This standard of proof arose from a court case that started in Alabama in 1960. A group of civil rights activists placed a full-page advocacy ad in The New York Times that contained minor factual errors. Southern politicians at the time liked to use litigation to try to impede the Northern press that was reporting on the civil rights movement, and Montgomery police commissioner L.B. Sullivan took exception to an inaccurate description of his officers’ actions toward protesting students at Alabama State University. He sued The Times.
Under existing law, Sullivan needed to prove only that the ad contained errors and that they damaged his reputation. A Montgomery County jury awarded Sullivan $500,000, a huge amount for that era, and the Alabama Supreme Court upheld the verdict. The U.S. Supreme heard the case on appeal, and in 1964 it created the actual malice standard for libel against public officials and reversed the verdict. So New York Times Co. v. Sullivan, one of the landmark cases of press protection, didn’t even involve a reporter writing a news story.
The reversal was unanimous. Two justices even argued that the actual malice standard offered too little protection.
More recent SCOTUS cases that came from Alabama – Shelby County v. Holder, McCutcheon v. FEC – have damaged the quality of democracy in this country. NYT vs. Sullivan enhanced it.
News outlets that fear legal liability arising from unintentional errors might shy away from tough reporting on powerful people who owe accountability to the public.
“Without it, there would be a chilling effect on speech from the media – a self-censorship that in the end would be far more harmful to the public at large than anything the media might say about a public figure or official,” said my department colleague, Dr. Dianne Bragg, who teaches media law.
At the same time, the ethical press doesn’t treat the actual malice standard as a license for sloppy journalism. And Bragg believes “any serious malfeasance on the part of the media can result in a successful case.”
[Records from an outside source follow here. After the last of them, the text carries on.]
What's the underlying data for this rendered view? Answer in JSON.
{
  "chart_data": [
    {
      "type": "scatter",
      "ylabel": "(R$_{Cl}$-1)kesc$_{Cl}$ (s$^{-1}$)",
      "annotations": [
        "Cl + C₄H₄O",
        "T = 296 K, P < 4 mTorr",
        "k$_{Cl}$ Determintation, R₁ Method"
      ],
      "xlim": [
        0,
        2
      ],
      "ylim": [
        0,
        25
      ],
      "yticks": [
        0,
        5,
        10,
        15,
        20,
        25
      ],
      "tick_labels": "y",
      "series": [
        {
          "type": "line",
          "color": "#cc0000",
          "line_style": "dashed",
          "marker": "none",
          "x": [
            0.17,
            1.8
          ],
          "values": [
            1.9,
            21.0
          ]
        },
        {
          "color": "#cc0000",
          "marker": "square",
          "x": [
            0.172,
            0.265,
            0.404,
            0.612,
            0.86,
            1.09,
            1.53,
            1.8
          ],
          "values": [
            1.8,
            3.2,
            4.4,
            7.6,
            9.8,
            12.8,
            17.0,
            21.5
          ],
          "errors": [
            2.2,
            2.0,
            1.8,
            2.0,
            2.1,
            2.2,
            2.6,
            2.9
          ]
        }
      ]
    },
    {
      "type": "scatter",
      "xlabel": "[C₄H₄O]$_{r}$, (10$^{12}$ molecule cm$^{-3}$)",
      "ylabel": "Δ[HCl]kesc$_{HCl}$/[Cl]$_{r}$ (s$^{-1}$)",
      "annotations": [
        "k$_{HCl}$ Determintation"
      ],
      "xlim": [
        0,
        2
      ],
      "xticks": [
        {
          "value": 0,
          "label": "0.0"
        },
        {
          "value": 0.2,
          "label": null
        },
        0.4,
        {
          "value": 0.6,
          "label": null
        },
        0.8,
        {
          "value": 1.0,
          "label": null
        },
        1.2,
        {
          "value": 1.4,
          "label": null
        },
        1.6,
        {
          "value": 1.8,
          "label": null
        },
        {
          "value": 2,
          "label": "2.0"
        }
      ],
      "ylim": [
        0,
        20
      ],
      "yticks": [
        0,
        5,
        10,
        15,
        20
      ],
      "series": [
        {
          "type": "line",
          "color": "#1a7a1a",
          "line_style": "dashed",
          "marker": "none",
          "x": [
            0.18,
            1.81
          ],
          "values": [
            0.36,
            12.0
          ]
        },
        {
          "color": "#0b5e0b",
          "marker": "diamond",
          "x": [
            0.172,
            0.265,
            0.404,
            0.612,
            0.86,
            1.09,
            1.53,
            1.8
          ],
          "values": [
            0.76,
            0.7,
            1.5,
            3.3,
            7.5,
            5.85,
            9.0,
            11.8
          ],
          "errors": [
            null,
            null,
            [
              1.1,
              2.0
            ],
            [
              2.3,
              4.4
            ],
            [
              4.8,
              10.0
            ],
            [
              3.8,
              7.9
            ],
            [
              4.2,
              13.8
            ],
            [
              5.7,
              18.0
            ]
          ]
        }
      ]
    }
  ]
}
Despite all the press freedom it has brought – probably because of it, actually – the Sullivan precedent may be in danger. Some conservative judges, including two on the U.S. Supreme Court, have publicly expressed interest in revisiting (translation: trashing) the 1964 ruling. Educated speculation is that Palin brought her lawsuit with the intent of giving a friendly high court a chance to lower the bar for media culpability.
If that happens, Bragg does not expect a neutral re-examination of legal foundations. She thinks some justices will be guided by their animosity toward the news media.
This is likely. It would be a natural move for conservatives in power who see the good work of the (usually) liberal press as a threat or, at least, a nuisance. It has to chafe them that an establishment institution like the U.S. Supreme Court gave the press such a formidable shield that allows it to thrive.